Europe
Merkel struggles to avoid coalition crisis on migrant policy
German Chancellor Angela Merkel struggled on Thursday to find a compromise on migrant policy with her Bavarian allies to avert a crisis in her loveless coalition just three months after it took power.
German Chancellor Angela Merkel looks on during a news conference with Belgium’s Premier Charles Michel (not pictured) in Berlin, Germany June 13, 2018.
Her own authority is at stake and possibly the future of her alliance with Bavarian conservatives and Social Democrats at a time when divisions within Europe have come to a head over how to deal with a ship carrying migrants near Italy.
The showdown with Interior Minister Horst Seehofer and his Bavarian Christian Social Union (CSU) is over his “Masterplan for Migration’’, a blueprint in which he wants to show voters a new tough line before a difficult Bavarian election in October.
There was no immediate deal in sight after a “crisis meeting’’ and in an extraordinary move, the parliamentary groups of the CSU and Merkel’s Christian Democrats (CDU) were holding separate gatherings.
The two form a parliamentary bloc.
Sources said many CDU lawmakers had agreed to back a compromise proposal made by Merkel but it was unclear if this move pointed to a heightening of the crisis or the nearing of a possible agreement.
Merkel objects to the part of the plan which allows German authorities to reject migrants who reach its borders, drawn by Germany’s vaunted prosperity and stability, after having previously registered in other EU states to the south.
Such a move would represent a total reversal of her open-door policy from 2015, which has already been scaled back. She argues that doing this could result in other countries doing the same and that a European-wide solution is the best approach.
Merkel told the CDU leadership that she had proposed that asylum seekers who had already been rejected by Germany could be sent back at the border.

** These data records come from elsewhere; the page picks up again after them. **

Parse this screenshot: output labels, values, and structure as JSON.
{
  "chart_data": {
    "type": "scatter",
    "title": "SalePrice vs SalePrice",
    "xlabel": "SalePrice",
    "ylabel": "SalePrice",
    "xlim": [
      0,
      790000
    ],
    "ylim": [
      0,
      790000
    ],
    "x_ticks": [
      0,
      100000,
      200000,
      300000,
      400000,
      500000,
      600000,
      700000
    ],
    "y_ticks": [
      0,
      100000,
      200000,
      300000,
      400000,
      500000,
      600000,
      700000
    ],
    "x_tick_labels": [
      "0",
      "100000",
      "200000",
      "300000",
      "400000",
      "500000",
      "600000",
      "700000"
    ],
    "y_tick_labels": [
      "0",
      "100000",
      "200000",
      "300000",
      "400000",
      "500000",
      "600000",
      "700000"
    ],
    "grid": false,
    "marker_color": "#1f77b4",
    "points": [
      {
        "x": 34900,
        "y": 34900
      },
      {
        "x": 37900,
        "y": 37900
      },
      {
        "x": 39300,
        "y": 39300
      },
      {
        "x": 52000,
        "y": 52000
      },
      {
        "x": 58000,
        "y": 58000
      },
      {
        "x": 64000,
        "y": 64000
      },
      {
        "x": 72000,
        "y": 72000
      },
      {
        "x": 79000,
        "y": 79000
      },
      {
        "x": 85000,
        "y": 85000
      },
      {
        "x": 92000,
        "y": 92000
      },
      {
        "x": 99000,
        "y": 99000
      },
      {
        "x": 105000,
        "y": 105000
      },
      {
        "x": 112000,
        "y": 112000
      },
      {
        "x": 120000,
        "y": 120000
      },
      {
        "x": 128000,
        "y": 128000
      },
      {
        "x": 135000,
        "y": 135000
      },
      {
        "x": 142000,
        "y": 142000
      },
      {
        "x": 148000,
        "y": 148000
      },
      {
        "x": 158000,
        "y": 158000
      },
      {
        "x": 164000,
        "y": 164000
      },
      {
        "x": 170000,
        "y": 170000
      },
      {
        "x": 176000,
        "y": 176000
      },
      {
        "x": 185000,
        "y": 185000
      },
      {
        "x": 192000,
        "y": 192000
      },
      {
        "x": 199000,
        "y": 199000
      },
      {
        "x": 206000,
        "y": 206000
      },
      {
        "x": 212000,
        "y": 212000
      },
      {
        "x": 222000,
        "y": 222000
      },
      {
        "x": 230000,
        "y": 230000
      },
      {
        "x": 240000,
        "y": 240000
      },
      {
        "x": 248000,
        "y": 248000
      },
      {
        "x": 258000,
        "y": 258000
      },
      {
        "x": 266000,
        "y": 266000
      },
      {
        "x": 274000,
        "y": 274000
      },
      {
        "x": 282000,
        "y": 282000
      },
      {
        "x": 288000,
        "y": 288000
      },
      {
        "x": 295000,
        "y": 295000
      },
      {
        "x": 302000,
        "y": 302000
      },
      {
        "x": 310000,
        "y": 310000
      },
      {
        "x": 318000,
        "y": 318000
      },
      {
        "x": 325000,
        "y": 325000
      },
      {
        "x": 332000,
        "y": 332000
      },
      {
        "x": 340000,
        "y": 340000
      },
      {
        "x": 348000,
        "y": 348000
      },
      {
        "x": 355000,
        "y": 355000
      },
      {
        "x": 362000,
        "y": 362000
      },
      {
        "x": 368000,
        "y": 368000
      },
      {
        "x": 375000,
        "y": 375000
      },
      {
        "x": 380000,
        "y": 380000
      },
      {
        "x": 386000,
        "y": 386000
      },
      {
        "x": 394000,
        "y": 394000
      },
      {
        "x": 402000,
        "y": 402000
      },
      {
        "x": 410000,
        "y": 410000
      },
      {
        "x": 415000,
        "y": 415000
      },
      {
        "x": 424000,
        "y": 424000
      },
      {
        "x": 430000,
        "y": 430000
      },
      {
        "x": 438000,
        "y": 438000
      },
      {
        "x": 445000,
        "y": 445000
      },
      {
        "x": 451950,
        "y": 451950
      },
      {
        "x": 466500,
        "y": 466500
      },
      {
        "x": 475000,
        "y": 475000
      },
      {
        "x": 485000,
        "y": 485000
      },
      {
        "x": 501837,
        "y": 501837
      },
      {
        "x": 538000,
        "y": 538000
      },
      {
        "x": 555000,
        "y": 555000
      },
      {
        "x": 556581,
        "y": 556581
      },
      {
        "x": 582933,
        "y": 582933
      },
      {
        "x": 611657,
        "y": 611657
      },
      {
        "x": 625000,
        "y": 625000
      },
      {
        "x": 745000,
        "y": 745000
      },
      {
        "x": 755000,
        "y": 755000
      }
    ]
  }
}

She also tried to buy time until the June 28 and June 29 European Union summit to agree bi- or trilateral deals with EU states in which migrants are first registered but from which they head to Germany.
Nearly three years after suspending EU rules and allowing more than 1.6 million migrants into Germany, the migrant crisis is still haunting Merkel, largely because she has never resolved differences within her conservative bloc.
Her handling of the crisis in 2015 has been widely blamed for a surge in support for the far-right Alternative for Germany (AfD) and their entry to parliament after the September 2017 election.